Torino: mons. Nosiglia scrive una lettera pastorale dedicata ai rom
“Conosco tanti di voi, vi ho visitato nei campi dove vivete, vi ho incontrato in molte
occasioni per le strade della nostra città e dei nostri paesi. Abbiate fiducia nella
possibilità di dare un’istruzione, una casa, un lavoro ai vostri figli! Abbiate fiducia
di avere un posto migliore tra noi, nella nostra città e nei nostri paesi. Abbiate
fiducia di poter essere amici di noi non rom e non sinti, ma tutti figli dello stesso
Dio, che è Padre di tutti”. Comincia così la lettera pastorale “Non stranieri, ma
concittadini e familiari di Dio” che l‘arcivescovo di Torino, mons. Cesare Nosiglia,
dedica ai popoli nomadi, rom e sinti. L‘arcivescovo - riporta l'agenzia Sir - si rivolge
prima di tutto ai rom: “Avere fiducia”, scrive, significa “non credere di risolvere
i problemi della vita con la violenza o la delinquenza e l‘illegalità”, ma piuttosto
affermare “la dignità dei vostri popoli, quella che voi difendete con l’onore di una
vita buona, fiduciosa, rispettosa di voi stessi e degli altri, capace di offrire il
contributo della vostra umanità alla costruzione di una vita più bella per tutti:
rom, sinti e manush uniti. Il nostro futuro è vivere insieme, come una grande famiglia”,
dove “si vive insieme ma nessuno è uguale a un altro”. Mons. Nosiglia richiama poi
le istituzioni, ricordando che “certe frontiere sono cadute per sempre: “Non ha senso
cercare di confinare i nomadi in un ghetto culturale”. Molto è stato fatto, aggiunge
l‘arcivescovo, ma “il lavoro non è finito.
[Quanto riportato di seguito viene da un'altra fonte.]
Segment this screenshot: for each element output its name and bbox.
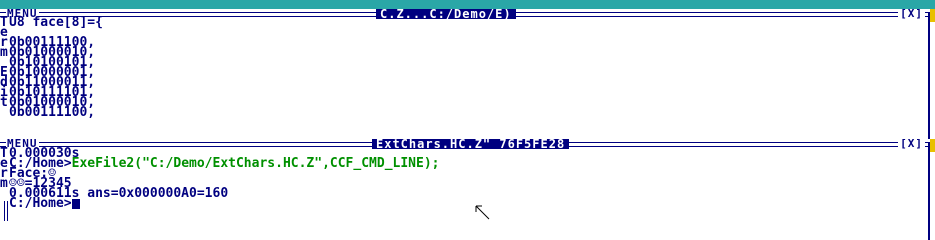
block-indicator xyxy=(7,201,8,221)
side-letter: m xyxy=(0,176,8,191)
code-line: 0b00111100, xyxy=(9,105,96,120)
resize-handle[interactable] xyxy=(930,9,935,22)
output-line: 0.000611s ans=0x000000A0=160 xyxy=(9,186,229,201)
scrollbar-track[interactable] xyxy=(928,143,930,240)
scrollbar-track[interactable] xyxy=(928,13,930,139)
window-title[interactable]: C.Z...C:/Demo/E) xyxy=(376,9,516,20)
side-letter: t xyxy=(0,95,8,110)
mouse-arrow-icon xyxy=(475,205,490,220)
top-teal-bar xyxy=(0,0,935,9)
source-window[interactable]: MENU C.Z...C:/Demo/E) [X] T e r m E d i … xyxy=(0,9,935,139)
code-editor[interactable]: U8 face[8]={ 0b00111100, 0b01000010, 0b1… xyxy=(9,15,103,120)
text-cursor xyxy=(71,199,80,209)
terminal-output[interactable]: 0.000030s C:/Home>ExeFile2("C:/Demo/ExtC… xyxy=(9,147,440,211)
terminal-window[interactable]: MENU ExtChars.HC.Z" 76F5FE28 [X] T e r m… xyxy=(0,139,935,240)
block-indicator xyxy=(4,201,5,221)
window-side-label: T e r m E d i t xyxy=(0,16,8,118)
window-side-label: T e r m xyxy=(0,147,8,191)
side-letter: m xyxy=(0,45,8,60)
window-title[interactable]: ExtChars.HC.Z" 76F5FE28 xyxy=(372,139,570,150)
code-line: U8 face[8]={ xyxy=(9,15,103,30)
close-button[interactable]: [X] xyxy=(898,9,925,19)
prompt: C:/Home> xyxy=(9,196,72,211)
command-line[interactable]: C:/Home>ExeFile2("C:/Demo/ExtChars.HC.Z"… xyxy=(9,156,440,171)
command-text: ExeFile2("C:/Demo/ExtChars.HC.Z",CCF_CMD… xyxy=(71,156,440,171)
close-button[interactable]: [X] xyxy=(898,139,925,149)
resize-handle[interactable] xyxy=(930,139,935,152)
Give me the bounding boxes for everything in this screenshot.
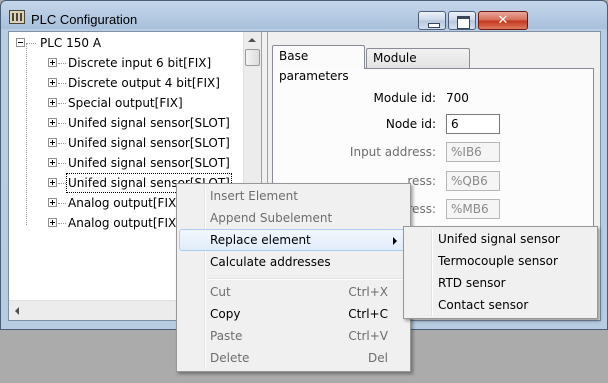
menu-item-paste: Paste Ctrl+V [210, 329, 388, 343]
tab-module-parameters[interactable]: Module parameters [366, 48, 470, 83]
replace-element-submenu: Unifed signal sensor Termocouple sensor … [403, 226, 598, 319]
tab-base-parameters[interactable]: Base parameters [272, 45, 365, 83]
tree-connector-line [58, 123, 66, 124]
tree-connector-line [58, 83, 66, 84]
node-id-label: Node id: [385, 117, 436, 131]
submenu-item-termocouple-sensor[interactable]: Termocouple sensor [406, 250, 595, 272]
expand-icon[interactable] [48, 198, 57, 207]
tree-root-label: PLC 150 A [40, 36, 102, 50]
submenu-item-rtd-sensor[interactable]: RTD sensor [406, 272, 595, 294]
scrollbar-thumb[interactable] [245, 49, 260, 66]
tree-connector-line [26, 43, 36, 44]
expand-icon[interactable] [48, 58, 57, 67]
scroll-left-arrow-icon[interactable] [15, 307, 19, 315]
title-bar[interactable]: PLC Configuration [1, 1, 607, 31]
expand-icon[interactable] [48, 98, 57, 107]
expand-icon[interactable] [48, 78, 57, 87]
module-id-label: Module id: [373, 91, 436, 105]
diag-address-field [446, 199, 500, 219]
tree-item-label: Discrete input 6 bit[FIX] [68, 56, 212, 70]
output-address-label: ress: [407, 174, 436, 188]
menu-item-append-subelement: Append Subelement [210, 211, 333, 225]
expand-icon[interactable] [48, 138, 57, 147]
tree-connector-line [26, 43, 27, 225]
tree-connector-line [58, 223, 66, 224]
tree-connector-line [58, 203, 66, 204]
tree-item-label: Unifed signal sensor[SLOT] [68, 136, 230, 150]
menu-item-calculate-addresses[interactable]: Calculate addresses [179, 251, 408, 273]
tree-connector-line [58, 63, 66, 64]
input-address-field [446, 142, 500, 162]
submenu-arrow-icon [393, 237, 397, 245]
expand-icon[interactable] [48, 158, 57, 167]
scroll-up-arrow-icon[interactable] [248, 38, 256, 42]
close-button[interactable] [478, 11, 528, 30]
tree-item-label: Unifed signal sensor[SLOT] [68, 156, 230, 170]
output-address-field [446, 171, 500, 191]
tree-item-label: Discrete output 4 bit[FIX] [68, 76, 220, 90]
menu-item-insert-element: Insert Element [210, 189, 298, 203]
window-title: PLC Configuration [31, 12, 138, 27]
node-id-field[interactable] [446, 114, 500, 134]
tree-connector-line [58, 143, 66, 144]
minimize-button[interactable] [418, 11, 446, 30]
expand-icon[interactable] [48, 118, 57, 127]
plc-config-icon[interactable] [9, 10, 25, 24]
tree-item-label: Analog output[FIX] [68, 196, 181, 210]
menu-item-delete: Delete Del [210, 351, 388, 365]
tree-item-label: Unifed signal sensor[SLOT] [68, 116, 230, 130]
menu-item-copy[interactable]: Copy Ctrl+C [179, 303, 408, 325]
input-address-label: Input address: [349, 145, 436, 159]
tree-connector-line [58, 103, 66, 104]
menu-separator [207, 278, 407, 280]
collapse-icon[interactable] [16, 38, 25, 47]
expand-icon[interactable] [48, 178, 57, 187]
diag-address-label: ress: [407, 202, 436, 216]
tree-item-label: Analog output[FIX] [68, 216, 181, 230]
context-menu: Insert Element Append Subelement Replace… [176, 183, 411, 372]
tree-connector-line [58, 183, 66, 184]
submenu-item-contact-sensor[interactable]: Contact sensor [406, 294, 595, 316]
tree-connector-line [58, 163, 66, 164]
submenu-item-unifed-signal-sensor[interactable]: Unifed signal sensor [406, 228, 595, 250]
menu-item-replace-element[interactable]: Replace element [179, 229, 408, 251]
module-id-value: 700 [446, 91, 469, 105]
expand-icon[interactable] [48, 218, 57, 227]
tree-item-label: Special output[FIX] [68, 96, 183, 110]
maximize-button[interactable] [448, 11, 476, 30]
menu-item-cut: Cut Ctrl+X [210, 285, 388, 299]
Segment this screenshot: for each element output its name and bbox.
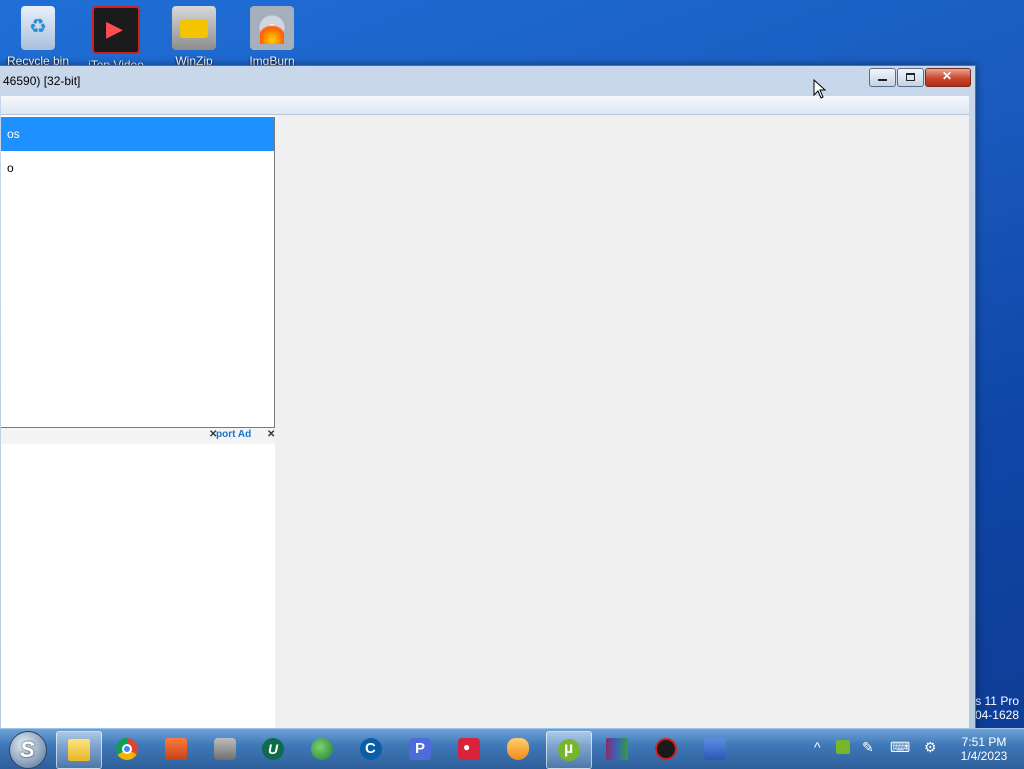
close-button[interactable] [925,68,971,87]
utorrent-tray-icon[interactable] [836,740,850,754]
taskbar-red-app[interactable] [644,731,688,767]
maximize-button[interactable] [897,68,924,87]
itop-video-icon [92,6,140,54]
category-list[interactable]: os o [1,117,275,428]
ccleaner-icon [165,738,187,760]
start-button[interactable] [6,730,48,769]
ad-bar: ✕ port Ad ✕ [1,428,275,444]
clock-time: 7:51 PM [961,735,1007,749]
recycle-bin-icon [21,6,55,50]
taskbar-screen-recorder[interactable] [447,731,491,767]
chrome-icon [116,738,138,760]
taskbar-winrar[interactable] [595,731,639,767]
file-explorer-icon [68,739,90,761]
minimize-button[interactable] [869,68,896,87]
taskbar-remote-desktop[interactable] [693,731,737,767]
window-titlebar[interactable]: 46590) [32-bit] [0,66,975,96]
taskbar-c-app[interactable] [349,731,393,767]
screen-recorder-icon [458,738,480,760]
u-app-icon [262,738,284,760]
report-ad-link[interactable]: port Ad [216,429,251,440]
taskbar-p-app[interactable] [398,731,442,767]
list-item-selected[interactable]: os [1,117,274,151]
left-panel: os o ✕ port Ad ✕ [1,115,275,731]
show-hidden-icons-chevron-icon[interactable]: ^ [814,739,821,755]
window-client-area: os o ✕ port Ad ✕ [1,115,969,731]
red-app-icon [655,738,677,760]
pen-icon[interactable]: ✎ [862,739,874,756]
globe-app-icon [311,738,333,760]
winzip-icon [172,6,216,50]
winrar-icon [606,738,628,760]
clock-date: 1/4/2023 [960,749,1008,763]
taskbar-ccleaner[interactable] [154,731,198,767]
desktop-icon-imgburn[interactable]: ImgBurn [236,6,308,68]
taskbar-globe-app[interactable] [300,731,344,767]
mouse-cursor-icon [813,79,827,99]
taskbar-clock[interactable]: 7:51 PM 1/4/2023 [954,735,1014,763]
gray-app-icon [214,738,236,760]
desktop-icon-itop-video[interactable]: iTop Video [80,6,152,72]
imgburn-icon [250,6,294,50]
caption-buttons [868,68,971,87]
desktop-icon-recycle-bin[interactable]: Recycle bin [2,6,74,68]
desktop-icon-winzip[interactable]: WinZip [158,6,230,68]
taskbar-u-app[interactable] [251,731,295,767]
p-app-icon [409,738,431,760]
c-app-icon [360,738,382,760]
list-item[interactable]: o [1,151,274,185]
taskbar-utorrent[interactable] [546,731,592,769]
taskbar: ^ ✎ ⌨ ⚙ 7:51 PM 1/4/2023 [0,728,1024,769]
utorrent-icon [558,739,580,761]
shield-app-icon [507,738,529,760]
taskbar-shield-app[interactable] [496,731,540,767]
remote-desktop-icon [704,738,726,760]
taskbar-chrome[interactable] [105,731,149,767]
taskbar-gray-app[interactable] [203,731,247,767]
taskbar-file-explorer[interactable] [56,731,102,769]
window-title: 46590) [32-bit] [3,74,81,88]
content-panel [275,115,969,731]
keyboard-icon[interactable]: ⌨ [890,739,910,756]
app-window: 46590) [32-bit] os o ✕ port Ad ✕ [0,65,976,732]
start-orb-icon [9,731,47,769]
settings-gear-icon[interactable]: ⚙ [924,739,937,756]
system-tray: ^ ✎ ⌨ ⚙ 7:51 PM 1/4/2023 [804,729,1024,769]
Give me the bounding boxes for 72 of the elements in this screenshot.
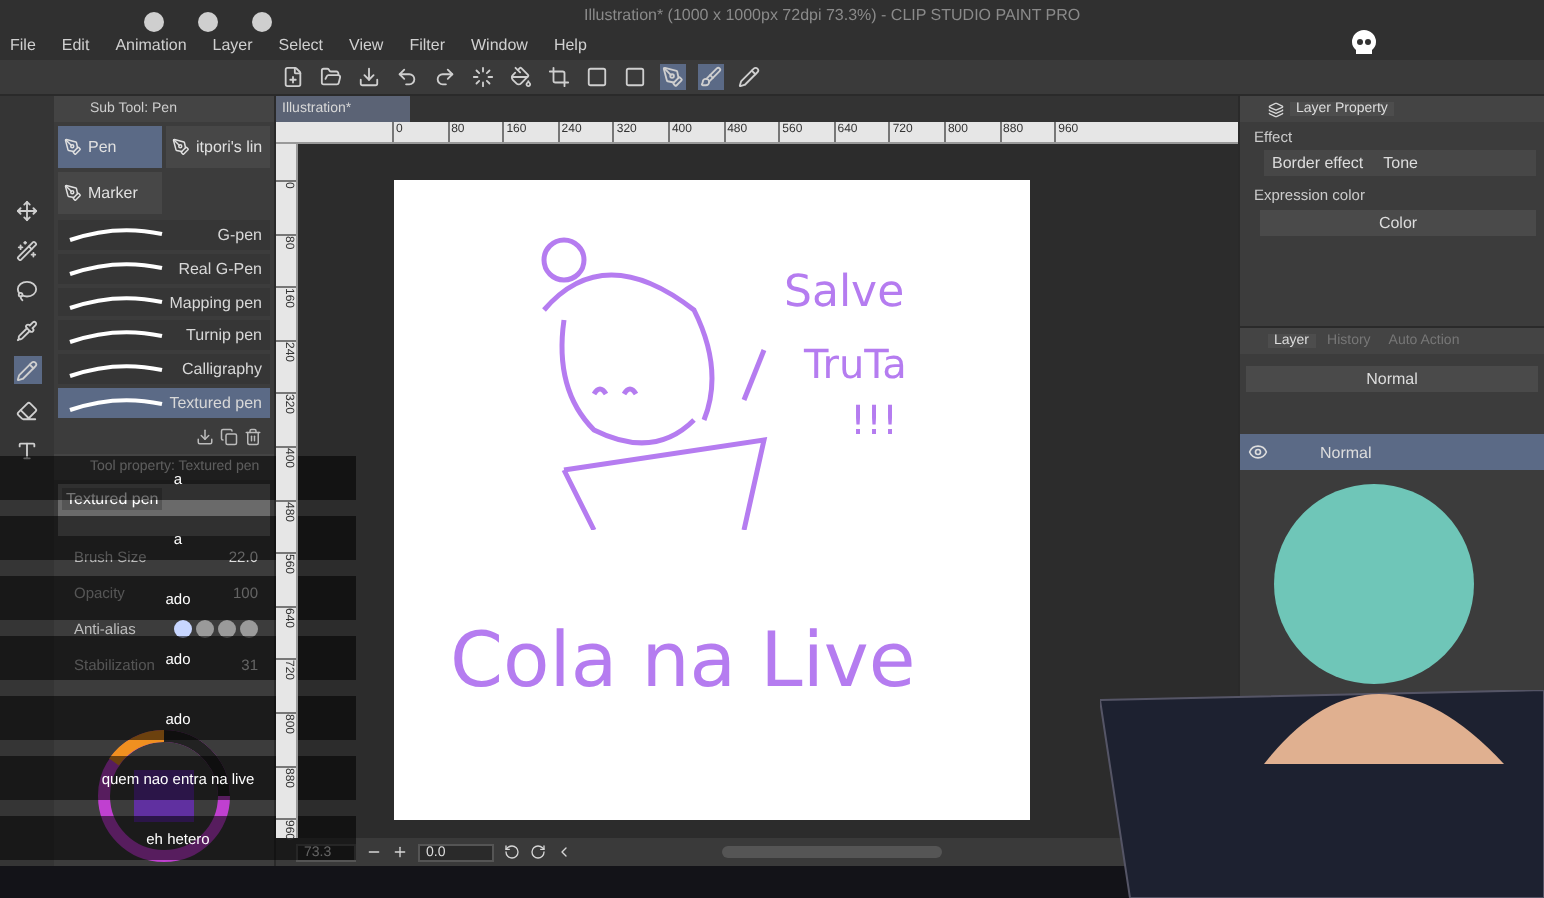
brush-stroke-icon (66, 292, 166, 313)
move-icon[interactable] (13, 196, 41, 224)
brush-item[interactable]: Textured pen (58, 388, 270, 419)
window-title: Illustration* (1000 x 1000px 72dpi 73.3%) - CLIP STUDIO PAINT PRO (584, 6, 1081, 24)
selection-icon[interactable] (470, 64, 496, 90)
blend-mode-dropdown[interactable]: Normal (1246, 366, 1538, 392)
handwritten-text: !!! (850, 396, 899, 444)
handwritten-text: TruTa (804, 340, 907, 388)
rotate-left-icon[interactable] (504, 844, 520, 860)
tool-group-tab[interactable]: Marker (58, 171, 162, 214)
antialias-options[interactable] (174, 619, 258, 638)
color-button[interactable]: Color (1260, 210, 1536, 236)
moon-icon (198, 12, 218, 32)
wand-icon[interactable] (13, 236, 41, 264)
square-icon[interactable] (622, 64, 648, 90)
menu-item[interactable]: Layer (212, 36, 253, 54)
import-icon[interactable] (196, 428, 214, 447)
pen-icon (64, 137, 82, 156)
square-icon[interactable] (584, 64, 610, 90)
tool-group-tab[interactable]: Pen (58, 125, 162, 168)
menu-item[interactable]: Filter (409, 36, 445, 54)
collapse-icon[interactable] (556, 844, 572, 860)
moon-icon (144, 12, 164, 32)
crop-icon[interactable] (546, 64, 572, 90)
pen-icon[interactable] (660, 64, 686, 90)
menu-item[interactable]: Edit (61, 36, 90, 54)
pencil-icon[interactable] (736, 64, 762, 90)
menu-item[interactable]: View (349, 36, 384, 54)
menu-item[interactable]: Help (553, 36, 587, 54)
zoom-in-icon[interactable] (392, 844, 408, 860)
color-wheel-icon[interactable] (94, 726, 234, 867)
menu-item[interactable]: File (10, 36, 36, 54)
copy-icon[interactable] (220, 428, 238, 447)
fill-icon[interactable] (508, 64, 534, 90)
tool-group-tab[interactable]: itpori's lin (166, 125, 270, 168)
brush-item[interactable]: G-pen (58, 219, 270, 250)
scrollbar[interactable] (722, 846, 942, 858)
brush-item[interactable]: Mapping pen (58, 287, 270, 317)
effect-toggle[interactable]: Tone (1383, 154, 1419, 172)
pen-icon[interactable] (13, 356, 41, 384)
layer-property-icon (1268, 101, 1284, 117)
folder-icon[interactable] (318, 64, 344, 90)
brush-stroke-icon (66, 258, 166, 279)
menu-item[interactable]: Animation (115, 36, 187, 54)
eye-icon[interactable] (1248, 442, 1268, 462)
pen-icon (64, 183, 82, 202)
brush-stroke-icon (66, 325, 166, 346)
redo-icon[interactable] (432, 64, 458, 90)
delete-icon[interactable] (244, 428, 262, 447)
undo-icon[interactable] (394, 64, 420, 90)
eraser-icon[interactable] (13, 396, 41, 424)
new-file-icon[interactable] (280, 64, 306, 90)
brush-icon[interactable] (698, 64, 724, 90)
lasso-icon[interactable] (13, 276, 41, 304)
brush-item[interactable]: Calligraphy (58, 354, 270, 385)
brush-item[interactable]: Real G-Pen (58, 253, 270, 284)
brush-stroke-icon (66, 359, 166, 380)
brush-item[interactable]: Turnip pen (58, 320, 270, 351)
rotate-right-icon[interactable] (530, 844, 546, 860)
handwritten-text: Salve (784, 268, 905, 318)
brush-stroke-icon (66, 393, 166, 414)
effect-toggle[interactable]: Border effect (1272, 154, 1364, 172)
menu-item[interactable]: Window (471, 36, 528, 54)
brush-stroke-icon (66, 224, 166, 245)
preview-label: Textured pen (62, 487, 163, 510)
handwritten-text: Cola na Live (450, 616, 916, 704)
eyedropper-icon[interactable] (13, 316, 41, 344)
pen-icon (172, 137, 190, 156)
save-icon[interactable] (356, 64, 382, 90)
menu-item[interactable]: Select (278, 36, 324, 54)
layer-row[interactable]: Normal (1240, 434, 1544, 470)
moon-icon (252, 12, 272, 32)
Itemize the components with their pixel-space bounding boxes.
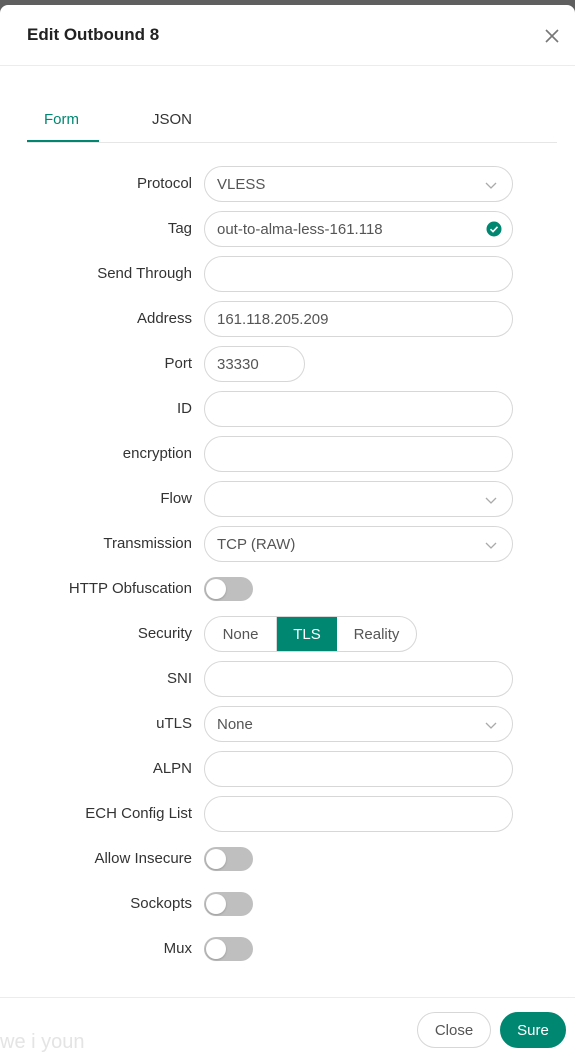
id-label: ID bbox=[177, 400, 192, 417]
close-icon[interactable] bbox=[543, 27, 561, 45]
utls-value: None bbox=[217, 716, 253, 733]
security-label: Security bbox=[137, 625, 192, 642]
security-option-none[interactable]: None bbox=[205, 617, 277, 651]
http-obfuscation-label: HTTP Obfuscation bbox=[68, 580, 192, 597]
ech-config-list-row: ECH Config List bbox=[0, 796, 575, 832]
send-through-input[interactable] bbox=[204, 256, 513, 292]
security-segmented: None TLS Reality bbox=[204, 616, 417, 652]
address-input[interactable] bbox=[204, 301, 513, 337]
check-circle-icon bbox=[486, 221, 502, 237]
mux-toggle[interactable] bbox=[204, 937, 253, 961]
dialog-footer: Close Sure bbox=[0, 997, 575, 1054]
protocol-label: Protocol bbox=[136, 175, 192, 192]
encryption-row: encryption bbox=[0, 436, 575, 472]
encryption-label: encryption bbox=[122, 445, 192, 462]
address-row: Address bbox=[0, 301, 575, 337]
tag-row: Tag bbox=[0, 211, 575, 247]
port-row: Port bbox=[0, 346, 575, 382]
security-option-tls[interactable]: TLS bbox=[277, 617, 337, 651]
chevron-down-icon bbox=[485, 722, 497, 729]
sni-label: SNI bbox=[166, 670, 192, 687]
allow-insecure-label: Allow Insecure bbox=[94, 850, 192, 867]
transmission-value: TCP (RAW) bbox=[217, 536, 296, 553]
http-obfuscation-toggle[interactable] bbox=[204, 577, 253, 601]
sni-row: SNI bbox=[0, 661, 575, 697]
security-option-reality[interactable]: Reality bbox=[337, 617, 416, 651]
protocol-row: Protocol VLESS bbox=[0, 166, 575, 202]
toggle-knob bbox=[206, 579, 226, 599]
mux-row: Mux bbox=[0, 931, 575, 967]
mux-label: Mux bbox=[163, 940, 192, 957]
http-obfuscation-row: HTTP Obfuscation bbox=[0, 571, 575, 607]
sure-button[interactable]: Sure bbox=[500, 1012, 566, 1048]
sockopts-toggle[interactable] bbox=[204, 892, 253, 916]
utls-row: uTLS None bbox=[0, 706, 575, 742]
protocol-select[interactable]: VLESS bbox=[204, 166, 513, 202]
port-label: Port bbox=[164, 355, 192, 372]
encryption-input[interactable] bbox=[204, 436, 513, 472]
id-input[interactable] bbox=[204, 391, 513, 427]
edit-outbound-dialog: Edit Outbound 8 Form JSON Protocol VLESS… bbox=[0, 5, 575, 1054]
flow-label: Flow bbox=[160, 490, 192, 507]
toggle-knob bbox=[206, 849, 226, 869]
tab-form[interactable]: Form bbox=[44, 111, 79, 128]
chevron-down-icon bbox=[485, 542, 497, 549]
transmission-row: Transmission TCP (RAW) bbox=[0, 526, 575, 562]
ech-config-list-label: ECH Config List bbox=[85, 805, 192, 822]
allow-insecure-row: Allow Insecure bbox=[0, 841, 575, 877]
flow-select[interactable] bbox=[204, 481, 513, 517]
alpn-label: ALPN bbox=[152, 760, 192, 777]
protocol-value: VLESS bbox=[217, 176, 266, 193]
toggle-knob bbox=[206, 894, 226, 914]
tag-input[interactable] bbox=[204, 211, 513, 247]
sockopts-label: Sockopts bbox=[130, 895, 192, 912]
dialog-header: Edit Outbound 8 bbox=[0, 5, 575, 66]
alpn-row: ALPN bbox=[0, 751, 575, 787]
close-button[interactable]: Close bbox=[417, 1012, 491, 1048]
tab-json[interactable]: JSON bbox=[152, 111, 192, 128]
dialog-title: Edit Outbound 8 bbox=[27, 25, 160, 44]
alpn-input[interactable] bbox=[204, 751, 513, 787]
tab-bar: Form JSON bbox=[27, 105, 557, 143]
utls-label: uTLS bbox=[156, 715, 192, 732]
chevron-down-icon bbox=[485, 497, 497, 504]
tab-active-indicator bbox=[27, 140, 99, 142]
sni-input[interactable] bbox=[204, 661, 513, 697]
send-through-label: Send Through bbox=[97, 265, 192, 282]
toggle-knob bbox=[206, 939, 226, 959]
send-through-row: Send Through bbox=[0, 256, 575, 292]
transmission-label: Transmission bbox=[103, 535, 192, 552]
port-input[interactable] bbox=[204, 346, 305, 382]
security-row: Security None TLS Reality bbox=[0, 616, 575, 652]
tag-label: Tag bbox=[167, 220, 192, 237]
sockopts-row: Sockopts bbox=[0, 886, 575, 922]
chevron-down-icon bbox=[485, 182, 497, 189]
utls-select[interactable]: None bbox=[204, 706, 513, 742]
address-label: Address bbox=[136, 310, 192, 327]
watermark-text: we i youn bbox=[0, 1031, 85, 1053]
flow-row: Flow bbox=[0, 481, 575, 517]
id-row: ID bbox=[0, 391, 575, 427]
allow-insecure-toggle[interactable] bbox=[204, 847, 253, 871]
transmission-select[interactable]: TCP (RAW) bbox=[204, 526, 513, 562]
ech-config-list-input[interactable] bbox=[204, 796, 513, 832]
Il cammino dell‘integrazione e della convivenza
si è avviato con l‘accesso all‘istruzione, alla salute, alle opportunità di lavoro,
ma la vera equità si fonda sempre sul partire dall‘ultimo e significa non scoraggiarsi
mai, non lasciarsi trascinare dalla corrente del consenso. Bisogna coltivare il coraggio
del futuro anche confrontandoci con il popolo nomade”. L‘arcivescovo si rivolge infine
alla comunità cristiana e lancia la sua provocazione: “Mi chiedo se tra voi non ci
siano giovani, famiglie, sacerdoti, religiose, anziani che potrebbero 'adottare’ nell’amicizia
fraterna una famiglia rom o una famiglia sinta”, per “accompagnare amichevolmente,
fraternamente, una famiglia a trovare casa, ad avviarsi al lavoro, a superare le difficoltà
con la scuola, a farsi curare quando è necessario, a condividere le gioie e i dolori
della vita”. “Non si tratta - spiega - di inventare gesti eccezionali, ma di saper
coltivare la propria capacità di accoglienza nella vita quotidiana”. Mons. Nosiglia
conclude con un monito: “Il problema dei rom e sinti non è irrisolvibile” se “scegliamo
la via non solo del confronto ma dell’impegno fattivo delle buone opere e non ci scoraggiamo
di fronte alle inevitabili sconfitte, ma continuiamo a scommettere sul sogno di Dio”.